File System Permissions: This highlights directories that need to be writable to in order for WordPress to function properly. If WordPress is having issues saving content or you’re struggling making changes on the backend, it may be worth ensuring all of these come up as ‘Writable’ in the column.
Using Troubleshooting Mode
Troubleshooting mode allows you to make all plugins you have on your site appears as inactive. It also sets the site back to using the default theme. The great thing about this mode is that it only occurs for you, so visitors will still be able to see everything they usually should be able to, including the current active theme and the plugins functionality. This is incredibly useful when trying to find out if any specific plugin is causing some issues on your site, as you can enable/disable them at will one at a time without any of your visitors losing any functionality on their end.

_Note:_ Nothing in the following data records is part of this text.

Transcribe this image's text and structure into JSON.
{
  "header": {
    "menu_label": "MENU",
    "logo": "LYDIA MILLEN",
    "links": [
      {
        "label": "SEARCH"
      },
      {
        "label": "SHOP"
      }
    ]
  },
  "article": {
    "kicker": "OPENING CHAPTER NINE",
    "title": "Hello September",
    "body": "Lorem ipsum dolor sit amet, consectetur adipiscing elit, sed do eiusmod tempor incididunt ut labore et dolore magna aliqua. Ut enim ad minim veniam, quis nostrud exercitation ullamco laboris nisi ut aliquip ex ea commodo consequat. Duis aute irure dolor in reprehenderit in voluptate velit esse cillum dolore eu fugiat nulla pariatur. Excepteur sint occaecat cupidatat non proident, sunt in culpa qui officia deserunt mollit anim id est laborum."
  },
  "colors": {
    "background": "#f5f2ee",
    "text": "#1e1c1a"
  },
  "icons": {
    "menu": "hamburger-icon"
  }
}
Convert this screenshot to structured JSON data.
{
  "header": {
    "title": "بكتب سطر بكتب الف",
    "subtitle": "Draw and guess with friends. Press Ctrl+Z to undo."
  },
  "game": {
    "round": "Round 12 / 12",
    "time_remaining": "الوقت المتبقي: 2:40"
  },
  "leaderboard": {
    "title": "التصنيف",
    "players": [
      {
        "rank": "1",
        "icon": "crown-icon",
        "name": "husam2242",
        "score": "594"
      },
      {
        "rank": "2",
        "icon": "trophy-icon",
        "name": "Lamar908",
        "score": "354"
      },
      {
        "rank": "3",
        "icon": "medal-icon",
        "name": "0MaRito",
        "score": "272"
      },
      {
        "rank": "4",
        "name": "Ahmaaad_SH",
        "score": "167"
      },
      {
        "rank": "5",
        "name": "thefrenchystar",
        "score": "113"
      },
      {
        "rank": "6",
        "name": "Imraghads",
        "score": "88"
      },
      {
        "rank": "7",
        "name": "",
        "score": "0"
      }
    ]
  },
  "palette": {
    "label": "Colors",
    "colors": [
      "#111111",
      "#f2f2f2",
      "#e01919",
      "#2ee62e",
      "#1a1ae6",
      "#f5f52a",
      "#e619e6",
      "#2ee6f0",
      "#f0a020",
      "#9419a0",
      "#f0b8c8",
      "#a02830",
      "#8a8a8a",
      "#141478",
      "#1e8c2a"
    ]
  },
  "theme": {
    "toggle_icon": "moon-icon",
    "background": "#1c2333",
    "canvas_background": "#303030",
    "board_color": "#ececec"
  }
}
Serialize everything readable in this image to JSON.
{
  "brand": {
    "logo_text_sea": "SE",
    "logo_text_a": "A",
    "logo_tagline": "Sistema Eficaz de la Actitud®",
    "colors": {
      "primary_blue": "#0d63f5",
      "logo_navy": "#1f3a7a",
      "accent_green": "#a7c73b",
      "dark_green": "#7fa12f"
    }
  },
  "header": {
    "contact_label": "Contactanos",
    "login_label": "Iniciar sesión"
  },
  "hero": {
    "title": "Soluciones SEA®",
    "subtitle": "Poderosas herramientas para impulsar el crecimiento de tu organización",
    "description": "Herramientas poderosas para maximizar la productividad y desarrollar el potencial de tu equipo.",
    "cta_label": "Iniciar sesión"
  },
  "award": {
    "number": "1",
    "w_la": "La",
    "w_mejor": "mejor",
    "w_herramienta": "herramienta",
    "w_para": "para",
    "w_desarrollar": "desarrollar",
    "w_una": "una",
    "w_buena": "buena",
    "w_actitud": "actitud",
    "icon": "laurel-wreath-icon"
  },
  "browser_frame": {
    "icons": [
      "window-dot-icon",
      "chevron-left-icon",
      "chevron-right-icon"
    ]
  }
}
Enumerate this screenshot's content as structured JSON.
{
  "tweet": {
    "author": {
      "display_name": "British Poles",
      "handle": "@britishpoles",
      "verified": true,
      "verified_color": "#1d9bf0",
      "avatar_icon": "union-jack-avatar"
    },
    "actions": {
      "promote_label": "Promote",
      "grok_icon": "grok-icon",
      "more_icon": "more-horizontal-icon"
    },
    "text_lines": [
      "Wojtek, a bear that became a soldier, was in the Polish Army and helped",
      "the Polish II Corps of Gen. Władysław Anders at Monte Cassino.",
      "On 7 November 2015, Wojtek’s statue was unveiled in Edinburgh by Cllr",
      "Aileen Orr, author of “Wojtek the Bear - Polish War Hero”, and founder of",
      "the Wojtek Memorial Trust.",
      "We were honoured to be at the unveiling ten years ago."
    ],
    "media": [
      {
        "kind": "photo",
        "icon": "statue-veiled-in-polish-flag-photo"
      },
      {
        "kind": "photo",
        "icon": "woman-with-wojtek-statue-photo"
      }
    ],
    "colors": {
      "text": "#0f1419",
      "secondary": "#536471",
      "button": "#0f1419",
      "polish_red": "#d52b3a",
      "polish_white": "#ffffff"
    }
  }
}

This page essentially acts the same way an info.php one would, however it’s viewable within WordPress rather than leaving it accessible to site visitors. You can see an example similar to what you will see here by visiting our guide showing how to create a info.php page.
The Health Check plugin provides you with two tools you can use to ensure your site is clean and functional.
File Integrity Checker: This tool is incredibly useful when you believe you have a compromised site. The core files of WordPress have their own unique checksums (a sequence of numbers and letters) that are calculated via complex algorithms. The WordPress API will provide these checksums to compare to your own site’s core files. If the calculated checksum of your files are different to the API’s, it will notify you and allow you to perform a diff check to see what the text based differences are. A lot of compromises will appear to be random letters and numbers to try and hide it from plain sight and scans. This is just standard characters encoded in Base64 a lot of the time. Any code that looks suspicious in your files is best off being removed and any new files/directories you notice that have been created recently are best to look into as well. We do have a guide that will help you to recover if you believe your site has been compromised. Using the file integrity checker should help you clean things up if they are messy. All you need to do is click Check the Files Integrity as highlighted above and it’ll do all the work for you when it comes to finding potentially compromised files.
Email Check: You can use this tool to make sure WordPress and its plugins can send emails properly. It’s useful for troubleshooting issues regarding email notifications and so forth. It’s also useful to make sure none of them go to your spam folder. It essentially checks whether the wp_mail() function is working properly or not.